Si è conclusa la trentacinquesima edizione del Cala Gonone Jazz Festival

Una settimana di appuntamenti variegati e imperdibili hanno caratterizzato il Cala Gonone Jazz Festival 2022, arrivato quest’anno all’edizione numero trentacinque.

I tre concerti alla Cantina di Dorgali hanno registrato un buon numero di presenze, segnando un gradito ritorno nel paese. Il nuovo sodalizio con il Conservatorio di Sassari si è rivelato una scelta azzeccata per questo intermezzo, dal quartetto di Silvia Ruiu – cantante jazz dal timbro carezzevole e swing – ai Bad Talent di Marco Maltalenti, un trio sperimentale che ha dimostrato grande versatilità sul palco, sino ai Perielio, un viaggio tra le potenzialità degli strumenti e le personalità spiccate dei musicisti che hanno composto i brani. Ospiti d’eccezione sono stati i cori di Kiev “Vognyk” (coro femminile diretto da Olena Solovey) e “Dzvinochok” (coro misto diretto da Ruben Tomalchov). Le voci delle due formazioni sono parte del progetto “Sardinia for Ukraina – Standing Together” in solidarietà al popolo ucraino, esibitisi in alcuni canti popolari che hanno calamitato l’attenzione del pubblico regalando anche qualche momento di commozione.

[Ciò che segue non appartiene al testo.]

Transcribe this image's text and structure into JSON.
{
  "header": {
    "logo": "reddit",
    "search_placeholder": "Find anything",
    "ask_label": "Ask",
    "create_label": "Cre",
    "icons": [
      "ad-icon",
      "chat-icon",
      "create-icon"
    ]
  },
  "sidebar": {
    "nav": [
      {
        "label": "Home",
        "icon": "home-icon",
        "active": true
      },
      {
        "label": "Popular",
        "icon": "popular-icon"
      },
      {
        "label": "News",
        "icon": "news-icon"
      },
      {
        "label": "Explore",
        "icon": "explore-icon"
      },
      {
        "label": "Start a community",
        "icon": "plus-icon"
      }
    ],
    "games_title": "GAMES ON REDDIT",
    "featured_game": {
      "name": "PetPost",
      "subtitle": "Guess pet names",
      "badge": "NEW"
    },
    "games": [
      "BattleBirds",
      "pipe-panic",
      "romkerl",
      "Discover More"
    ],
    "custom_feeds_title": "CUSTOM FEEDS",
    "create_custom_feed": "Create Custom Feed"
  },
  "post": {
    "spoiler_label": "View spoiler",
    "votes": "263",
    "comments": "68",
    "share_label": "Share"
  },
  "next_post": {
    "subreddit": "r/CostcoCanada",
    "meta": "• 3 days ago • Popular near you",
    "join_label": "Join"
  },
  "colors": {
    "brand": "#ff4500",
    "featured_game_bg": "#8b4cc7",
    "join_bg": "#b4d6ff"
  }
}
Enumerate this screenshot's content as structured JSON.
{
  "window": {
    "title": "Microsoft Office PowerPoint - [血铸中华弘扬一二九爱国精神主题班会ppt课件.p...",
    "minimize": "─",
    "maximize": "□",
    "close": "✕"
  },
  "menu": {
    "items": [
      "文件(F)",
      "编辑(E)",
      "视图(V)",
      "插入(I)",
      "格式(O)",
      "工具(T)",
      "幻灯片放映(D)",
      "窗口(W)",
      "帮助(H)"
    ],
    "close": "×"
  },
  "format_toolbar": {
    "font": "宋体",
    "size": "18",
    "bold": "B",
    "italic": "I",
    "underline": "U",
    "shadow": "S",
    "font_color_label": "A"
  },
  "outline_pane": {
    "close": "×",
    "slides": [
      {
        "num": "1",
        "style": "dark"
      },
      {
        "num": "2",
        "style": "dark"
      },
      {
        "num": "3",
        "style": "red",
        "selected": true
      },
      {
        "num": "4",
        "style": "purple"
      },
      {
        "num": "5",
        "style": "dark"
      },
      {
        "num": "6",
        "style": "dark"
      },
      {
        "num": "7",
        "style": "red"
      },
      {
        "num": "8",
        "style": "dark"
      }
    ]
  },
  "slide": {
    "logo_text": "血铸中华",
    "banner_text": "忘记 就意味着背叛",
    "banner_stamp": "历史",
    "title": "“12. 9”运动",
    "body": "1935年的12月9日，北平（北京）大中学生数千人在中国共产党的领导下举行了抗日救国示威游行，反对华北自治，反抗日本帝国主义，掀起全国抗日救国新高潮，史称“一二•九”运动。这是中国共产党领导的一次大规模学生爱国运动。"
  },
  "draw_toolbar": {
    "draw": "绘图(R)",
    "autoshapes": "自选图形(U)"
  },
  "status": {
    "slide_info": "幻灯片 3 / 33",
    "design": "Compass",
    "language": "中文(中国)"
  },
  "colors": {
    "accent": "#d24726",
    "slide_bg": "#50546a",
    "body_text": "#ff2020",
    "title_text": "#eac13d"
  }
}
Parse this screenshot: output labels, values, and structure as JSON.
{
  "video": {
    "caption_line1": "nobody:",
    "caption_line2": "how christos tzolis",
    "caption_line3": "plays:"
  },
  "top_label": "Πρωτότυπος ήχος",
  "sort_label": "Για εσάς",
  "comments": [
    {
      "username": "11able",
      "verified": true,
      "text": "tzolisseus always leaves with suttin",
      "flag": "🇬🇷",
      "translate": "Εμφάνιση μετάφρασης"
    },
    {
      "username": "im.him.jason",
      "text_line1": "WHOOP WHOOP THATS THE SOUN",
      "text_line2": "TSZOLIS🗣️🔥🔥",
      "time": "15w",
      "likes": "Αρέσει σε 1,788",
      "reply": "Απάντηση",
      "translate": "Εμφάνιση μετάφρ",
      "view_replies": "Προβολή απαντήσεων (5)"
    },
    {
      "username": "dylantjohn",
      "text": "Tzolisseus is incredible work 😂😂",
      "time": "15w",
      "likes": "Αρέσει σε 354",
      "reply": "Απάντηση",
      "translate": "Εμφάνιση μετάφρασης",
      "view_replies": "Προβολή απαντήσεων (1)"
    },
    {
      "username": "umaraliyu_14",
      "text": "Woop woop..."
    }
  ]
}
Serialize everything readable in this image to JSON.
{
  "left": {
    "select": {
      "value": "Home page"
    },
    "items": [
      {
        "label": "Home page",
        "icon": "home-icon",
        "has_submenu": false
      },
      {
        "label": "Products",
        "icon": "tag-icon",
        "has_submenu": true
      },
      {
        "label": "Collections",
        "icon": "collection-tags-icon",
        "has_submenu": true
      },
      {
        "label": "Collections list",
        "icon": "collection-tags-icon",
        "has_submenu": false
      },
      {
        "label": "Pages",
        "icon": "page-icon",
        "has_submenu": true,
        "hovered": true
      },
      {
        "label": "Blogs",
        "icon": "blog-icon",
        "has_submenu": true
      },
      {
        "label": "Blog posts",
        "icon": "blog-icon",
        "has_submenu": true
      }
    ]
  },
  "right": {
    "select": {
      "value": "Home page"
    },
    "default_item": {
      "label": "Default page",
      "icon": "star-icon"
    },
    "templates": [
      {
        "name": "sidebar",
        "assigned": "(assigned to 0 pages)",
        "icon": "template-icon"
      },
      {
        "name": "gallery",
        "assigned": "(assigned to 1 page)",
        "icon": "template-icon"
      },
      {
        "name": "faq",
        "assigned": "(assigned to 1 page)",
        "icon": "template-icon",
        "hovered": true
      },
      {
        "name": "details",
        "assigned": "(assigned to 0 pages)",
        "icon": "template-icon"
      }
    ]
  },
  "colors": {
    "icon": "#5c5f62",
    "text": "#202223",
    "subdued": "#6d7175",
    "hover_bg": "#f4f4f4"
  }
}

I due concerti alle Grotte del Bue Marino vantano invece il sold-out, complice anche la bellezza della location, la quale – insieme ai nomi in cartellone- ha portato nella sala della dama bianca oltre seicento persone in due giorni. Giovedì 28 luglio, i due concerti di Zoe Pia, polistrumentista e compositrice, insieme ai Tenores Antoni Milia di Orosei, seguiti dal Coro Ortobene, hanno contribuito a far conoscere ulteriormente quelli che sono i canti tradizionali della Sardegna, più conformi – ma sempre suggestivi- quelli proposti dal coro polifonico nuorese (diretto da Giampriamo Incollu), ricercato e sperimentale lo spettacolo preparato dalla clarinettista mogorese che con pedali e loop station è riuscita a creare sonorità ambient perfettamente amalgamate alle voci del quartetto dei tenores.

John Patitucci al Cala Gonone Jazz Festival

Boom di presenze, ovviamente, anche per John Patitucci in solo che ha proposto alcuni dei brani del suo album “Soul of the bass”, un lavoro in cui omaggia – oltre al suo strumento – grandi compositori come Benny Golson, Duke Ellington, Charlie Parker, Bach, ma non solo. Innamoratosi a prima vista di questo palcoscenico naturale, tanto da dichiarare “non vorrei mai più suonare in nessun altro posto”, Patitucci ha improvvisato un pezzo che ha chiamato proprio “La grotta”.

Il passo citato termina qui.